Para o senador Agripino Maia (DEM-RN), a reunião desta quarta é importante para medir a “disposição” dos parlamentares em aprovar mudanças no sistema político-eleitoral. “Não adianta você aprovar uma reforma política no Senado e não haver disposição de deputados para discutir a proposta. Por exemplo, o fim das coligações proporcionais dificilmente será aprovado na Câmara”, ressaltou.

As coligações proporcionais permitem que candidatos se elejam deputados com as sobras dos votos de concorrentes de partidos diferentes, mas unidos na disputa.

Para o líder do PT no Senado, Humberto Costa, se aprovado, o fim das coligações proporcionais vai fortalecer os partidos. “Com o fim das coligações, o voto vai ser dar por partido. As pessoas vão escolher os seus candidatos, mas o voto passa a ser um voto partidário. Você não vai mais votar em um candidato e eleger um candidato de outro partido”, argumentou o petista.

Cláusula de barreira

A PEC da reforma política em tramitação no Senado prevê que um partido que não atingir resultados eleitorais mínimos perderá o funcionamento parlamentar.

Isso significa, por exemplo, que a legenda seria obrigada a ter uma estrutura menor na Câmara, sem direito a cargos de liderança, deputados em comissões permanentes e cargos na Mesa Diretora. Além disso, os partidos perderiam direito ao fundo partidário e ao tempo gratuito de televisão e rádio

Os requisitos que a PEC exige dos partidos a partir da eleição de 2018 são:

– obter pelo menos 2% dos votos válidos para deputado federal em todo o país

– conseguir 2% dos votos para deputado federal em, no mínimo, 14 unidades da federação

Hoje, das 27 legendas que existem atualmente na Câmara, apenas 13 passariam incólumes com a cláusula de barreira.
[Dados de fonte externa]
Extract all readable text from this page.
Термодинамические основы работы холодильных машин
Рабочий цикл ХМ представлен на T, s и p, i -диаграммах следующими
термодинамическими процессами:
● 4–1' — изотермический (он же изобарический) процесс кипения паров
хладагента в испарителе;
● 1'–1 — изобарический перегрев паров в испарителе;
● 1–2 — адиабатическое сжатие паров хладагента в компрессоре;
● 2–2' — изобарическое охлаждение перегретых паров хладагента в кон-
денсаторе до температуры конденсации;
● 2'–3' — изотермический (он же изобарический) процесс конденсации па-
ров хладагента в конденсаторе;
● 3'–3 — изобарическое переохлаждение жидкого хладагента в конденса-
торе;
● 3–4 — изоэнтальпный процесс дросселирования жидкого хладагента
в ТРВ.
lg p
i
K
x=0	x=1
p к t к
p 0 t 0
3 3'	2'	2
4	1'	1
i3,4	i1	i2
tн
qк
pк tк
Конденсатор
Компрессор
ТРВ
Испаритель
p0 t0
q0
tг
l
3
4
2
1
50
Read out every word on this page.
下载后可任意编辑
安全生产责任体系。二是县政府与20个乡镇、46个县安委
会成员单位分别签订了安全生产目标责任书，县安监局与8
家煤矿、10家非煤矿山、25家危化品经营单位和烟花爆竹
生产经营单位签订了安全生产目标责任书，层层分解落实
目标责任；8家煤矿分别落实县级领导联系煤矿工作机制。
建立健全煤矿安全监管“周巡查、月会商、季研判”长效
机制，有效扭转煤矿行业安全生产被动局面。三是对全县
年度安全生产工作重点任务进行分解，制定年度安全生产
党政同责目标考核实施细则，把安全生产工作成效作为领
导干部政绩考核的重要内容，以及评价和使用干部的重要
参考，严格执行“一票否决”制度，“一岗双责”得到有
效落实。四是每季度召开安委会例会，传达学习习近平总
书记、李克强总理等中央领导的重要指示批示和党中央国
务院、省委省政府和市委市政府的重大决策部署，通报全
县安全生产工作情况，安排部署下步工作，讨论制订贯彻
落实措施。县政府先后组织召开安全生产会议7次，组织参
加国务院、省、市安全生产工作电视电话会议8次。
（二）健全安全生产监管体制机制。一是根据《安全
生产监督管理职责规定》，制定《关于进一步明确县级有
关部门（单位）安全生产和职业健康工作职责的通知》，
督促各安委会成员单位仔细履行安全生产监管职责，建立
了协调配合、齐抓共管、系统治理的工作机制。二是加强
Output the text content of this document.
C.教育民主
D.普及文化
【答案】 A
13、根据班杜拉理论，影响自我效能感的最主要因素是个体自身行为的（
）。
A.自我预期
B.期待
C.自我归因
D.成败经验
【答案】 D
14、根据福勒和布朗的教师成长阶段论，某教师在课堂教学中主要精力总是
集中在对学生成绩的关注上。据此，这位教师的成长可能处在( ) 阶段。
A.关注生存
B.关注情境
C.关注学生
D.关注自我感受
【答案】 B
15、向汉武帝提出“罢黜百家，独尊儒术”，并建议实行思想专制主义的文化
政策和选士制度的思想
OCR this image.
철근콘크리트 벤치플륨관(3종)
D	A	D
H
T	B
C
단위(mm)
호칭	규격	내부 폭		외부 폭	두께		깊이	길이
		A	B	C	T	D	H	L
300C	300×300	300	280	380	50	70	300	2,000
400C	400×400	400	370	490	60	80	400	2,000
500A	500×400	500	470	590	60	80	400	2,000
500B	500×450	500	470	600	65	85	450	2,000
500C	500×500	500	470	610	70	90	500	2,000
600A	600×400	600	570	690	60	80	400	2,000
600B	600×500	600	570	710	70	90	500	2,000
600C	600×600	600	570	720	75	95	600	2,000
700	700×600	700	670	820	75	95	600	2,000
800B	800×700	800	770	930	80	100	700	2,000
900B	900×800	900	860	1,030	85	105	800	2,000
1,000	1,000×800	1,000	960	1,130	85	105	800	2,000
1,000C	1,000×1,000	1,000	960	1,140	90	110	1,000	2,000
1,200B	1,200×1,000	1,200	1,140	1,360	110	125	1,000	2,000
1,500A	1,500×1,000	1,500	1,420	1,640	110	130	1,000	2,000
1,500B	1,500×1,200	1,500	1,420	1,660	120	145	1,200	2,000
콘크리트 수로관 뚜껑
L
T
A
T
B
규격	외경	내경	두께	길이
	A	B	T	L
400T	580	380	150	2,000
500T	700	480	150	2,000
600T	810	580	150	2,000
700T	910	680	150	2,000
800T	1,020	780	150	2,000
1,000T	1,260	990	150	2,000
Entre as que teriam atividade restringida estão PC do B, Rede, PSOL e PPS e PROS.

A PEC prevê ainda que, a partir das eleições de 2022, a taxa mínima de votos apurados nacionalmente seja de 3%. Com isso, PSC e SD também entrariam na lista dos que ficariam sem funcionamento parlamentar.

Um dos autores da PEC, Aécio Neves explicou que a proposta prevê a possibilidade da criação de federações partidárias como uma saída para as siglas que não atenderem aos requisitos mínimos de desempenho eleitoral.

Na federação partidária, partidos com semelhanças ideológicas podem se unir e funcionar no Congresso como um bloco. Ou seja, as siglas se juntam, elegem um líder, e assumem as mesmas posições com relações a projetos em avaliação das Casas legislativas. Pela proposta, a federação partidária deverá permanecer pelos quatro anos da legislatura.

“A nossa ideia é que a federação de partidos funcione temporariamente. Nas próximas eleições, aqueles partidos que não alcancem um quociente mínimo de votos possam funcionar em aliança, a partir de uma federação de partidos com os quais tenham uma afinidade programática e ideológica”, explicou o tucano.